The Prime Minister instructed relevant ministries to finalize the restructuring of SEGs in the first quarter of 2012 in two categories: the SEGs that the state needs to hold 100 percent of capital and the SEGs that the state does not need to hold 100 percent of capital. For the later kind, equitisation must be speeded up.

Officials of SEGs think differently, as businessmen. They said that SEGs need a more flexible organization and structure to not miss business opportunities. Opportunities are understood as doing business in the fields that are not SEGs’ fortes when SEGs have fully explored the potential of their main fields.

However, the above explanation cannot convene management bodies because 11 SEGs’ total investment in the fields that are not their fortes has reached more than VND19.5 billion (nearly $1 billion), including VND6.708 billion of PetroVietnam, VND3.848 billion of the Vietnam Rubber Industry Group and VND2.017 billion of EVN. When the country needs a lot of capital for major projects in key industries, investing huge amount of capital in other industries is unacceptable. 
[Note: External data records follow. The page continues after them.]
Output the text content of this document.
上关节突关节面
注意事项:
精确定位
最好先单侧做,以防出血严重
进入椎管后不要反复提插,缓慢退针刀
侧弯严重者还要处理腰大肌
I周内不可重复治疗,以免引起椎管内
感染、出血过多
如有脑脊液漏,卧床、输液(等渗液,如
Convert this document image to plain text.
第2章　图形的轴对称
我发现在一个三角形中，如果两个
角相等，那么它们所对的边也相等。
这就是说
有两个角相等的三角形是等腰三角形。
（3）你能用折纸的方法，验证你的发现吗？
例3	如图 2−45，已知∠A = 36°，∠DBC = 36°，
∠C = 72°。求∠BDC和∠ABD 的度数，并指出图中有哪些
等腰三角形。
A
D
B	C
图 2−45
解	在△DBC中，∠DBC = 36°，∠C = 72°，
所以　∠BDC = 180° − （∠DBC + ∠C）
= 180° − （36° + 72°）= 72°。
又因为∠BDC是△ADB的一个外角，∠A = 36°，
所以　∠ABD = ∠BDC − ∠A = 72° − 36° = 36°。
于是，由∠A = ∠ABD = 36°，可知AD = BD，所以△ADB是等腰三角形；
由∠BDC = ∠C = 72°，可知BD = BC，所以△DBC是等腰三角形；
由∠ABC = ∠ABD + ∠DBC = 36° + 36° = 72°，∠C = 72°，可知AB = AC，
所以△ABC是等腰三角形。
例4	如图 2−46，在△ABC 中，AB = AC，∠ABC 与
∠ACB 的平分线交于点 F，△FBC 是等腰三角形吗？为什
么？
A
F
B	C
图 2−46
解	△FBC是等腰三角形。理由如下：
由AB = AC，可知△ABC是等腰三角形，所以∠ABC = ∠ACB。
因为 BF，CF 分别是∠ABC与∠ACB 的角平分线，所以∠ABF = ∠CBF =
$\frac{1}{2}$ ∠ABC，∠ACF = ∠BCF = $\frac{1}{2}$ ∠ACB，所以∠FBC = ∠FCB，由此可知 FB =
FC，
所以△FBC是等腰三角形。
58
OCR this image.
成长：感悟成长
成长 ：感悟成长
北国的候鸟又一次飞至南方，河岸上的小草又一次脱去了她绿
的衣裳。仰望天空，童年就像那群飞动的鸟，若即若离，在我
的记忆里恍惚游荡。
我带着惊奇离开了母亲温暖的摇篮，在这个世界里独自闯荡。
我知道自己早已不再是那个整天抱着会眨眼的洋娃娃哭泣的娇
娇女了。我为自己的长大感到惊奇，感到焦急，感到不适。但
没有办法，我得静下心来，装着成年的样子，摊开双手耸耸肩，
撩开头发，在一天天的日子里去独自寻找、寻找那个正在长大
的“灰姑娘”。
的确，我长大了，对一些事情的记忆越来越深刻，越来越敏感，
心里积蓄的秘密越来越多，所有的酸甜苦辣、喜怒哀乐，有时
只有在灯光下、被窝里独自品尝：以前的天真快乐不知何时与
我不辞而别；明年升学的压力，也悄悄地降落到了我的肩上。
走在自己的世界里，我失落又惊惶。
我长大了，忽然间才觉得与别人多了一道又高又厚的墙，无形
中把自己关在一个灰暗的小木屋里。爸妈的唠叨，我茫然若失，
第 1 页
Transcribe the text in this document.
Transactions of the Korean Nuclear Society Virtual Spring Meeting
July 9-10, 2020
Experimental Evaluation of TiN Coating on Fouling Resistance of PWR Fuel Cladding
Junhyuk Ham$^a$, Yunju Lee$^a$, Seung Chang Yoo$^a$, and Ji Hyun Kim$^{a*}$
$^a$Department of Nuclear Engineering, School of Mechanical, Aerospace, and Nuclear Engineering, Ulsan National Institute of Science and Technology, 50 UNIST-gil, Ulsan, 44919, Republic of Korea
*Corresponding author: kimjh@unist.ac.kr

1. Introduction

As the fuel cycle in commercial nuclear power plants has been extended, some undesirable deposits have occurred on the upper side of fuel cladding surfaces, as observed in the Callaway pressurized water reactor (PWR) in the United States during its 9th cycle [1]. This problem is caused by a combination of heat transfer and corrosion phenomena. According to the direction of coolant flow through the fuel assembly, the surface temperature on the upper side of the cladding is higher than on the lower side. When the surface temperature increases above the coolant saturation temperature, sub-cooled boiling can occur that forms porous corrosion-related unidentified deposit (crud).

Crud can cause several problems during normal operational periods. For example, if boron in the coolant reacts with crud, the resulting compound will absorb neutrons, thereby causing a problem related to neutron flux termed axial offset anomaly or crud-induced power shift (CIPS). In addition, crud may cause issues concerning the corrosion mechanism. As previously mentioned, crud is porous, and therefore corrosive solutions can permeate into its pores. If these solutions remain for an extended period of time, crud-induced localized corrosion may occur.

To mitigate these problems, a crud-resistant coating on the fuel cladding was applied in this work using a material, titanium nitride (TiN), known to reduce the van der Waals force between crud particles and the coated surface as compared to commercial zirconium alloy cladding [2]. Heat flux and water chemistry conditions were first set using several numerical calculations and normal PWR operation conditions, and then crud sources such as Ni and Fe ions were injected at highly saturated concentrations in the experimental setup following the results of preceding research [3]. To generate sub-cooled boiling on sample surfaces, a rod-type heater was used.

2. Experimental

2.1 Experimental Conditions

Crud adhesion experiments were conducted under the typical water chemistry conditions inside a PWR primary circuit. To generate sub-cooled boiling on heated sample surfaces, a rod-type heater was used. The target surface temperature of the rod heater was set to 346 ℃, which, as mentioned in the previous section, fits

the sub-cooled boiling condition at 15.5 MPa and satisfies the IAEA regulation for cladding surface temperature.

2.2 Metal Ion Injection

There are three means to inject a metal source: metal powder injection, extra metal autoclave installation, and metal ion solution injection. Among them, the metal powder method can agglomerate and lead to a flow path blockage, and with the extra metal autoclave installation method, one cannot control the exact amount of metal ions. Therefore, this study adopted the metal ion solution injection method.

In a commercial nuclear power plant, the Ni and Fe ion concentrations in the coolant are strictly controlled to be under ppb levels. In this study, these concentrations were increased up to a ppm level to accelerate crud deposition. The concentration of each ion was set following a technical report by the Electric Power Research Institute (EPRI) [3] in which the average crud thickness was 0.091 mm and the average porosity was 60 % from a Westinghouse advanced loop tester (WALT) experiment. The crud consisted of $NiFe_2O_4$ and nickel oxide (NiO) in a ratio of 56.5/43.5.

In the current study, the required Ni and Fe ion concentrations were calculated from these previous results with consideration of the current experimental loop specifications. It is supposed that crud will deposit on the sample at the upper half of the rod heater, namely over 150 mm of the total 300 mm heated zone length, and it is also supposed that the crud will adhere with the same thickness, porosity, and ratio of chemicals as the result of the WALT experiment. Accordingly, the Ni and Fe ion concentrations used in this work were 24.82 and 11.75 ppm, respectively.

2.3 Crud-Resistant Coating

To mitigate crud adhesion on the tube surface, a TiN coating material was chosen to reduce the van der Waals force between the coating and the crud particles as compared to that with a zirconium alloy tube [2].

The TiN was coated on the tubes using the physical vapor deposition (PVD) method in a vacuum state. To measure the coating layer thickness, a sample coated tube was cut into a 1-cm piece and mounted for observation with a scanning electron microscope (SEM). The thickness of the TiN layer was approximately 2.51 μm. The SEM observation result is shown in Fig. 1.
The way-out for SEGs is unclear because of the concept of interest. At the meeting in December 2011, Prime Minister Dung said that it is necessary to look deeper into the SEG model.      

Controversy over the SEG model in recent years shows that the state confuses between two options.

The first is SEGs are set up under the former USSR’s economic management model, in which the state controls key areas of the national economy in order to hold the country’s resources. The existence of SEGs helps the state to ensure a socialist oriented market economy.        

The second is Vietnam to establish economic groups following the economic developing model in successful economies in Asia, for example Japan, South Korea or Singapore. Under this model, the state is the representative for the country’s long-run interest, which plays the role to orient and promote the industrialization process.       

Both economic developing models show the state’s orienting role and intervention into the national economy but their natures are completely different.           

The model used by the former USSR aims to the political goal, which is combined with preserving the institution. The state’s power is mainly based on holding industries and the close relations among individuals in the cabinet and state-owned enterprises. In this model, the state’s investment policy is ruled by some interest groups.

In successful Asian countries, the economy is under the supervision of powerful state bodies, in which the state’s policies are not controlled much by personal relations or corruption but based on state bodies’ management capability.        

The state’s intervention plays the role of orienting the change of economic structure towards modernization and increasing the technological content in domestic products. Specifically, in the government’s economic policies, investment is usually given priority to the fields that can help transfer economic structure towards industrialization, raising labor productivity and competitiveness of enterprises and the entire economy. 

Another basic difference between the two models is in the model of the former USSR, the state cannot and is not willing to punish SEGs and state-owned enterprises in particular when they do business at loss. Meanwhile, the model applied by developed Asian countries forces enterprises to do business at profit, otherwise they must accept bankrupt. Competition is the most important driving force for renewing technology, increasing labor productivity and resource performance.          

Researching the difference of these economic models in various aspects will help find out a model of SEGs that is appropriate to Vietnam’s social and economic conditions.